By Pete Kennedy
Bernadette Barbone Wesler grew up in an Italian family and is a lodge president with the Sons and Daughters of Italy – but she has never traveled to Italy.
Next year, she’ll go twice.
As the leader of LAM Valley Forge Lodge No. 1776, Sons and Daughters of Italy, Wesler is organizing two 2022 trips – Tuscany in the spring and Sicily in the fall. She’s also setting up Italian language classes to help her traveling companions prepare.
“I never learned Italian, except for the bad words,” she said. “When my grandparents were saying bad words, they would say them in Italian, so I knew. And I knew aspetta
(wait) and mangia (eat).”
Wesler, 72, grew up in Conshohocken. Her Italian father was a truck driver for the Tose trucking company, a big name because the owner, Leonard Tose, also owned the Philadelphia Eagles. Her mother, half-Irish and half-Italian, was a bookkeeper.
Both parents were active with the lodge, often helping out with fundraisers.
“My brother and I joined as we got older, as we wanted to learn more about our Italian heritage,” she said.
She has fond memories of processing through the streets of Norristown each summer – a tradition that has endured.
“We carry the flags of the Italian regions and our banner. They love us, they love us. Years ago, Norristown was all Italian, so they’d be all out on the streets,” she said.
The lodge has about 220 members and was formed by the mid-1990s merger of Valley Forge Lodge 1776 and Lodge Antonio Meucci (LAM) in Norristown. In 2013, the name underwent another change – from Sons of Italy to Sons and Daughters of Italy – when the Grand Lodge of Pennsylvania voted to resign from the Order Sons of Italy in America because the national association wasn’t transparent about its spending.
Wesler became lodge president in 2015 at the urging of the lodge’s board of trustees. She didn’t have the corporate background of previous presidents, but she accepted the position with their encouragement and pledges of support.
“The Times Herald had a big article on it – the first woman president,” she said. “I was excited. My whole family came.”

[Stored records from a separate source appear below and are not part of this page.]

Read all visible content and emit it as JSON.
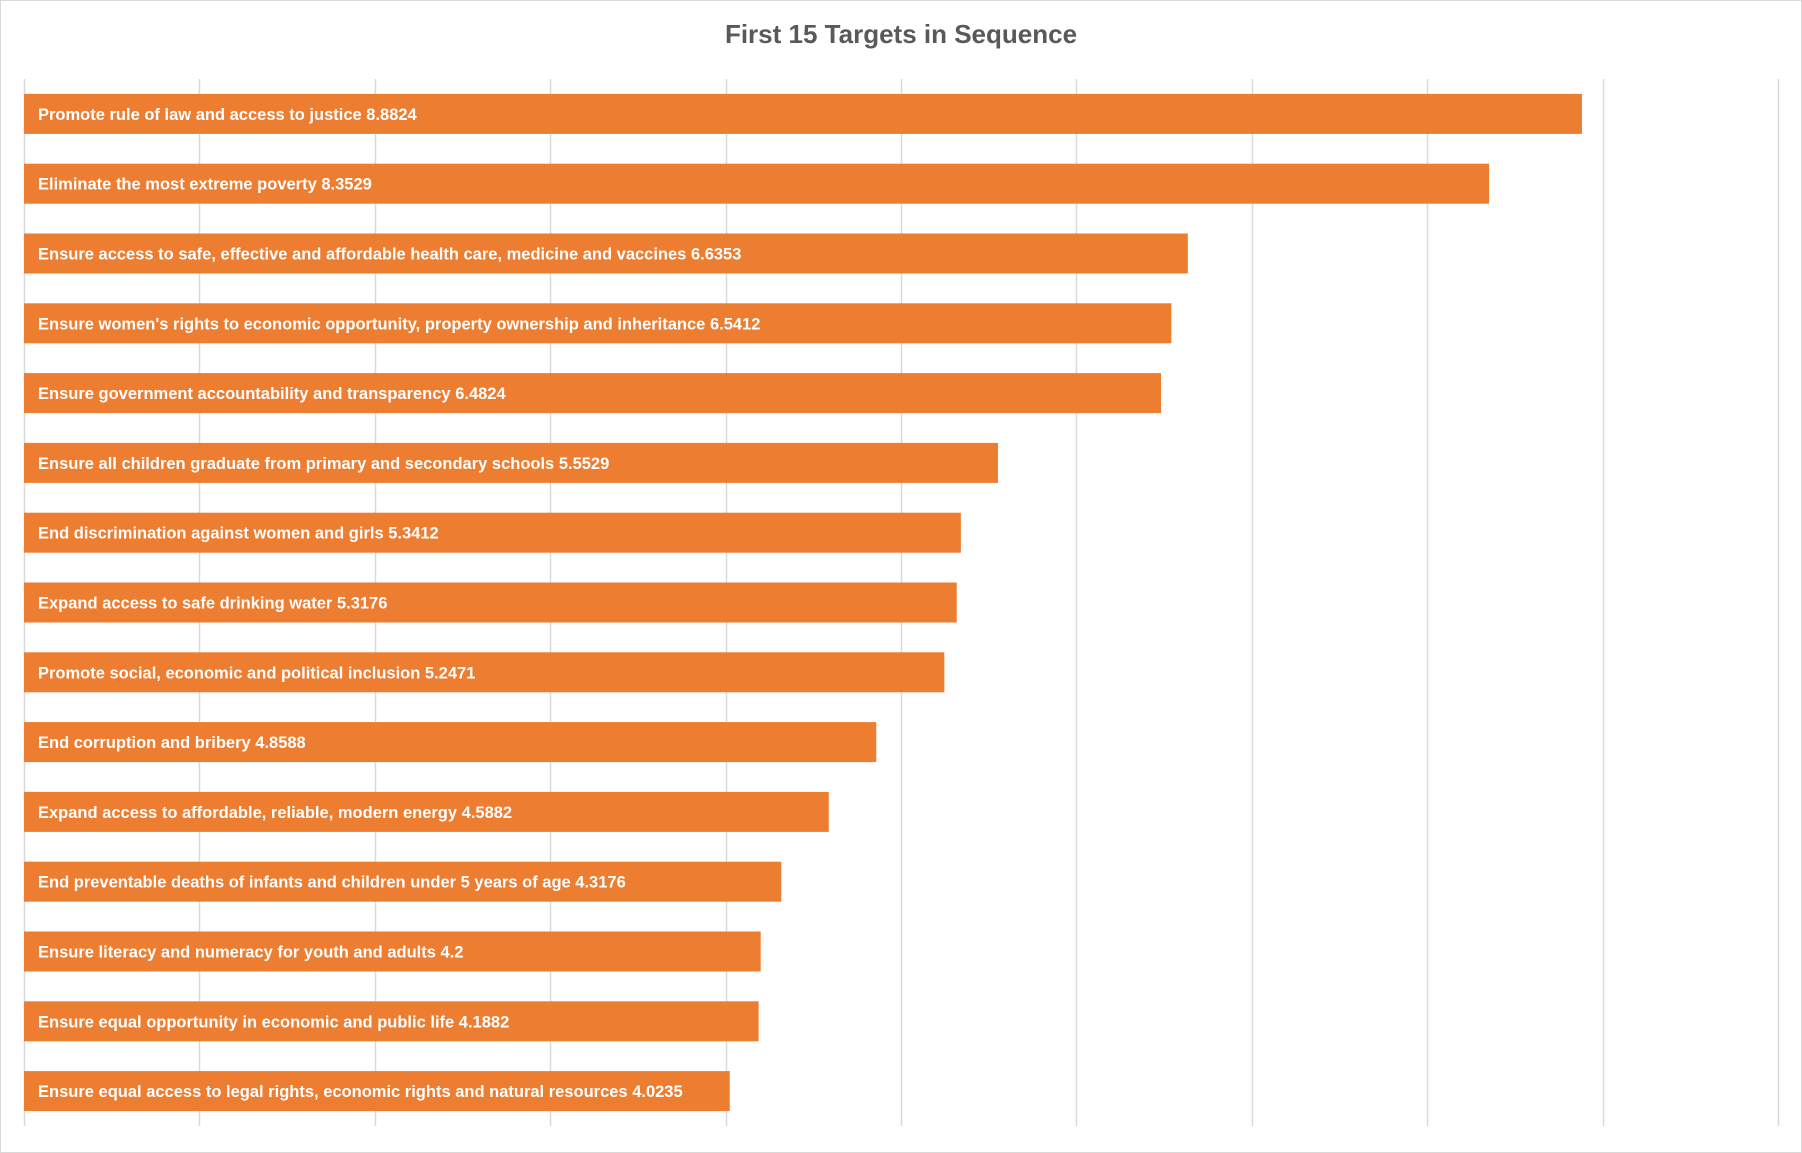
{
  "chart_data": {
    "type": "bar",
    "orientation": "horizontal",
    "title": "First 15 Targets in Sequence",
    "xlabel": "",
    "ylabel": "",
    "xlim": [
      0,
      10
    ],
    "grid": "vertical",
    "legend": "none",
    "bar_color": "#ED7D31",
    "grid_color": "#d9d9d9",
    "labels_inside_bars": true,
    "categories": [
      "Promote rule of law and access to justice",
      "Eliminate the most extreme poverty",
      "Ensure access to safe, effective and affordable health care, medicine and vaccines",
      "Ensure women's rights to economic opportunity, property ownership and inheritance",
      "Ensure government accountability and transparency",
      "Ensure all children graduate from primary and secondary schools",
      "End discrimination against women and girls",
      "Expand access to safe drinking water",
      "Promote social, economic and political inclusion",
      "End corruption and bribery",
      "Expand access to affordable, reliable, modern energy",
      "End preventable deaths of infants and children under 5 years of age",
      "Ensure literacy and numeracy for youth and adults",
      "Ensure equal opportunity in economic and public life",
      "Ensure equal access to legal rights, economic rights and natural resources"
    ],
    "values": [
      8.8824,
      8.3529,
      6.6353,
      6.5412,
      6.4824,
      5.5529,
      5.3412,
      5.3176,
      5.2471,
      4.8588,
      4.5882,
      4.3176,
      4.2,
      4.1882,
      4.0235
    ]
  }
}
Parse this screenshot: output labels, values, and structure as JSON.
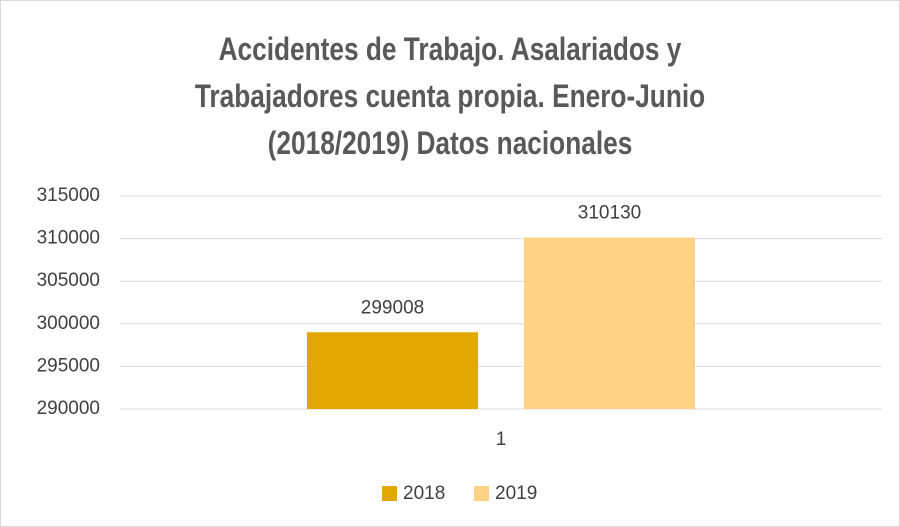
{
  "chart_data": {
    "type": "bar",
    "title": "Accidentes de Trabajo. Asalariados y Trabajadores cuenta propia. Enero-Junio (2018/2019) Datos nacionales",
    "categories": [
      "1"
    ],
    "series": [
      {
        "name": "2018",
        "color": "#e2a800",
        "values": [
          299008
        ]
      },
      {
        "name": "2019",
        "color": "#ffd285",
        "values": [
          310130
        ]
      }
    ],
    "ylim": [
      290000,
      315000
    ],
    "yticks": [
      290000,
      295000,
      300000,
      305000,
      310000,
      315000
    ],
    "grid": true,
    "legend": "bottom"
  }
}
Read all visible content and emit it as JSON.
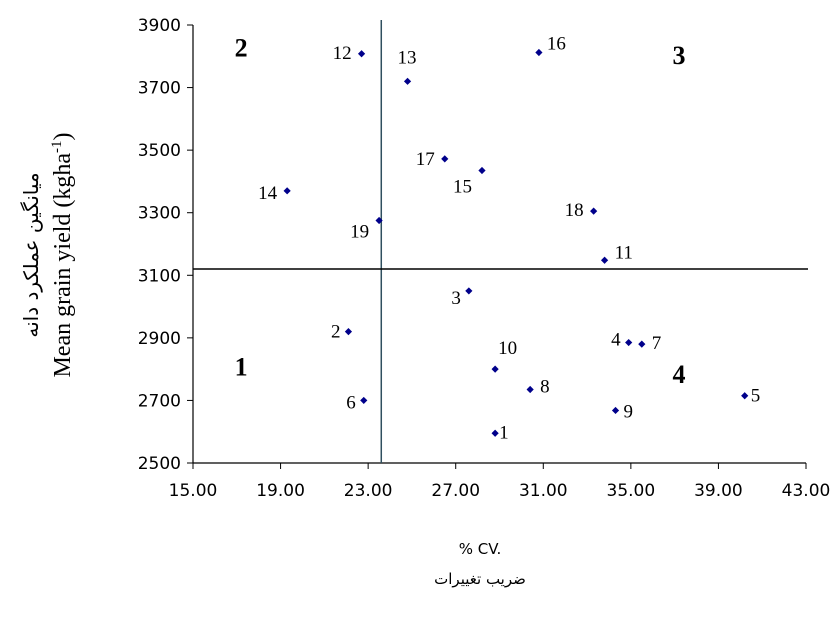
{
  "chart_data": {
    "type": "scatter",
    "title": "",
    "xlabel_en": "% CV.",
    "xlabel_fa": "ضریب تغییرات",
    "ylabel_fa": "میانگین عملکرد دانه",
    "ylabel_en_prefix": "Mean grain yield (kgha",
    "ylabel_en_sup": "-1",
    "ylabel_en_suffix": ")",
    "xlim": [
      15,
      43
    ],
    "ylim": [
      2500,
      3900
    ],
    "x_ticks": [
      "15.00",
      "19.00",
      "23.00",
      "27.00",
      "31.00",
      "35.00",
      "39.00",
      "43.00"
    ],
    "y_ticks": [
      "2500",
      "2700",
      "2900",
      "3100",
      "3300",
      "3500",
      "3700",
      "3900"
    ],
    "ref_x": 23.6,
    "ref_y": 3120,
    "marker_color": "#00008b",
    "grid": false,
    "quadrants": [
      {
        "label": "1",
        "x": 17.2,
        "y": 2780
      },
      {
        "label": "2",
        "x": 17.2,
        "y": 3800
      },
      {
        "label": "3",
        "x": 37.2,
        "y": 3775
      },
      {
        "label": "4",
        "x": 37.2,
        "y": 2755
      }
    ],
    "points": [
      {
        "label": "1",
        "x": 28.8,
        "y": 2595
      },
      {
        "label": "2",
        "x": 22.1,
        "y": 2920
      },
      {
        "label": "3",
        "x": 27.6,
        "y": 3050
      },
      {
        "label": "4",
        "x": 34.9,
        "y": 2885
      },
      {
        "label": "5",
        "x": 40.2,
        "y": 2715
      },
      {
        "label": "6",
        "x": 22.8,
        "y": 2700
      },
      {
        "label": "7",
        "x": 35.5,
        "y": 2880
      },
      {
        "label": "8",
        "x": 30.4,
        "y": 2735
      },
      {
        "label": "9",
        "x": 34.3,
        "y": 2668
      },
      {
        "label": "10",
        "x": 28.8,
        "y": 2800
      },
      {
        "label": "11",
        "x": 33.8,
        "y": 3148
      },
      {
        "label": "12",
        "x": 22.7,
        "y": 3808
      },
      {
        "label": "13",
        "x": 24.8,
        "y": 3720
      },
      {
        "label": "14",
        "x": 19.3,
        "y": 3370
      },
      {
        "label": "15",
        "x": 28.2,
        "y": 3435
      },
      {
        "label": "16",
        "x": 30.8,
        "y": 3812
      },
      {
        "label": "17",
        "x": 26.5,
        "y": 3472
      },
      {
        "label": "18",
        "x": 33.3,
        "y": 3305
      },
      {
        "label": "19",
        "x": 23.5,
        "y": 3275
      }
    ]
  }
}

Wesler is currently in her third two-year term. Her brother, Louis Barbone, is the longtime financial secretary. As president, she has kept up the lodge’s busy social calendar and philanthropy as much as possible through the pandemic.
In addition to the upcoming trips to Italy, the lodge hosts an annual picnic and monthly dinners featuring guest speakers. There have been trips to New York to visit Ellis Island and the Garibaldi-Meucci Museum and Italian Cultural Center.

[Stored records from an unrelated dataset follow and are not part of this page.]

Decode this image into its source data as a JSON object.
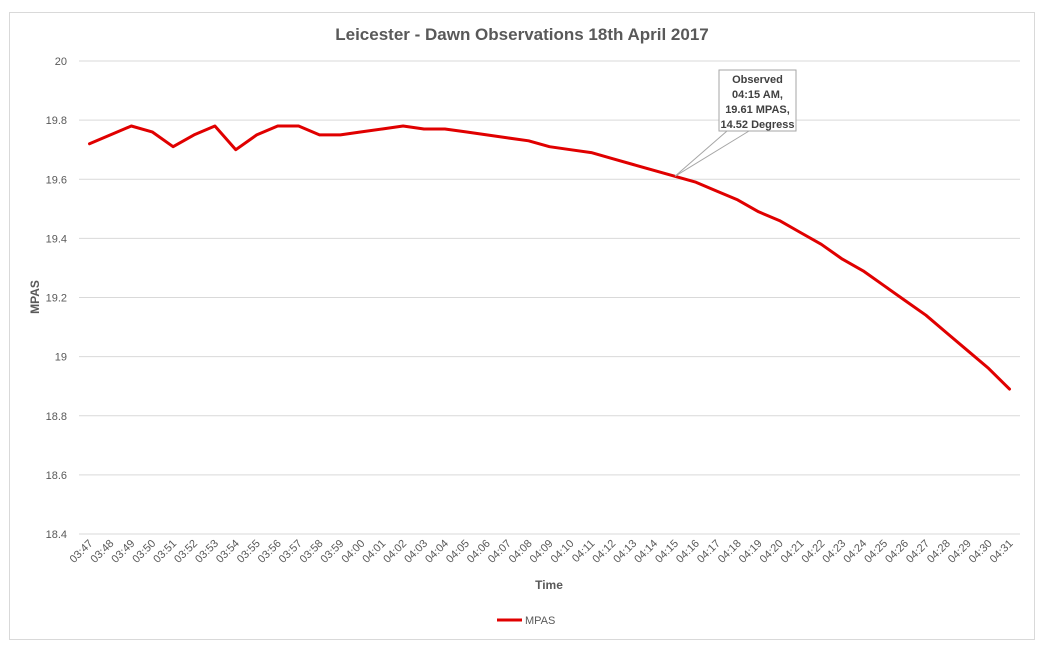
{
  "chart_data": {
    "type": "line",
    "title": "Leicester - Dawn Observations 18th April 2017",
    "xlabel": "Time",
    "ylabel": "MPAS",
    "ylim": [
      18.4,
      20
    ],
    "yticks": [
      "18.4",
      "18.6",
      "18.8",
      "19",
      "19.2",
      "19.4",
      "19.6",
      "19.8",
      "20"
    ],
    "grid": true,
    "legend_position": "bottom",
    "categories": [
      "03:47",
      "03:48",
      "03:49",
      "03:50",
      "03:51",
      "03:52",
      "03:53",
      "03:54",
      "03:55",
      "03:56",
      "03:57",
      "03:58",
      "03:59",
      "04:00",
      "04:01",
      "04:02",
      "04:03",
      "04:04",
      "04:05",
      "04:06",
      "04:07",
      "04:08",
      "04:09",
      "04:10",
      "04:11",
      "04:12",
      "04:13",
      "04:14",
      "04:15",
      "04:16",
      "04:17",
      "04:18",
      "04:19",
      "04:20",
      "04:21",
      "04:22",
      "04:23",
      "04:24",
      "04:25",
      "04:26",
      "04:27",
      "04:28",
      "04:29",
      "04:30",
      "04:31"
    ],
    "series": [
      {
        "name": "MPAS",
        "color": "#e00000",
        "values": [
          19.72,
          19.75,
          19.78,
          19.76,
          19.71,
          19.75,
          19.78,
          19.7,
          19.75,
          19.78,
          19.78,
          19.75,
          19.75,
          19.76,
          19.77,
          19.78,
          19.77,
          19.77,
          19.76,
          19.75,
          19.74,
          19.73,
          19.71,
          19.7,
          19.69,
          19.67,
          19.65,
          19.63,
          19.61,
          19.59,
          19.56,
          19.53,
          19.49,
          19.46,
          19.42,
          19.38,
          19.33,
          19.29,
          19.24,
          19.19,
          19.14,
          19.08,
          19.02,
          18.96,
          18.89
        ]
      }
    ],
    "annotation": {
      "index": 28,
      "lines": [
        "Observed",
        "04:15 AM,",
        "19.61 MPAS,",
        "14.52 Degress"
      ]
    }
  }
}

“We always find some great Italian restaurant that treats us like royalty,” she said. “We come in with like 50 people, and they give us these 10-course dinners, it’s amazing. Italians are great. We love to eat, you know.”

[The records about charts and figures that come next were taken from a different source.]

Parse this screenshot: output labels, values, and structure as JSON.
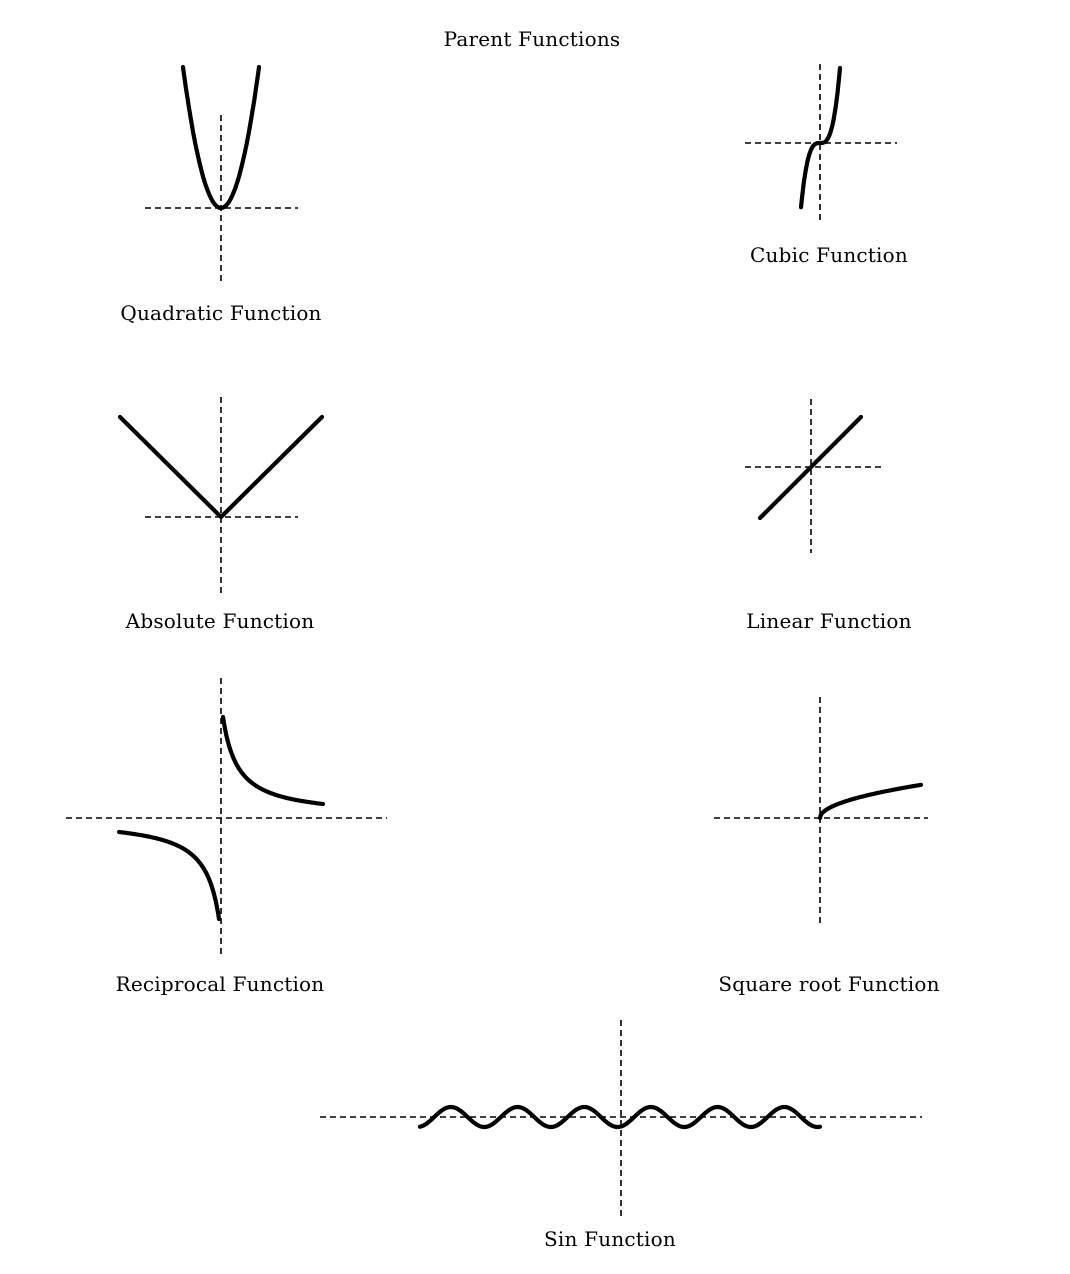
{
  "title": "Parent Functions",
  "functions": {
    "quadratic": {
      "label": "Quadratic Function"
    },
    "cubic": {
      "label": "Cubic Function"
    },
    "absolute": {
      "label": "Absolute Function"
    },
    "linear": {
      "label": "Linear Function"
    },
    "reciprocal": {
      "label": "Reciprocal Function"
    },
    "square_root": {
      "label": "Square root Function"
    },
    "sin": {
      "label": "Sin Function"
    }
  }
}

On Columbus Day, Oct. 11, the lodge will join a ceremony at the Christopher Columbus statue in Philadelphia’s Marconi Plaza, “whether it’s boarded up or not,” she said. The following day, members will gather at the statue in Norristown’s Elmwood Park.
The lodge also raises funds for charities focused on Alzheimer’s disease and Cooley’s Anemia, a genetic blood disease common among Italians. Wesler said her lodge has always been proud to bring in the biggest donations at the state convention.
“They’d announce, ‘Now we’re taking donations for Alzheimer’s,” she said. “And we’d say, ‘Here is $25,000 from the LAM Valley Forge Lodge!’ And we would be crying because we would be so excited.”
The pandemic has forced the cancelation of fundraising events like the annual golf outing, but Wesler continues to keep members engaged through other activities and the lodge newsletter.
“Always our big goal is to get more members, and we need young members,” she said. “A lot of our young members have families. So their time is spent going to soccer and football games. They’re family people, which we love. We know eventually their kids will grow up, and we hope they’ll be more active in the lodge.”
Wesler has a son and two daughters, and two grandchildren in college. She worked as a medical billing supervisor – which turned out to be good training for collecting lodge membership dues – before retiring in 2020.
“Everybody was working from home. I had about 10 people under me,” she said.
“There were computer issues. I wasn’t getting work done. I said, ‘I’m 71 years old. Do I need this?’ And I gave 30 days’ notice.”
She’s active in her church and the Legion of Mary, where she spends time visiting and praying with older members of the community.
“I’m definitely a family person,” she said. “I still live in the same house in King of Prussia, but I sold it to my daughter and son-in-law. They’re taking care of me. My bedroom is downstairs, where my father lived when I took care of him.”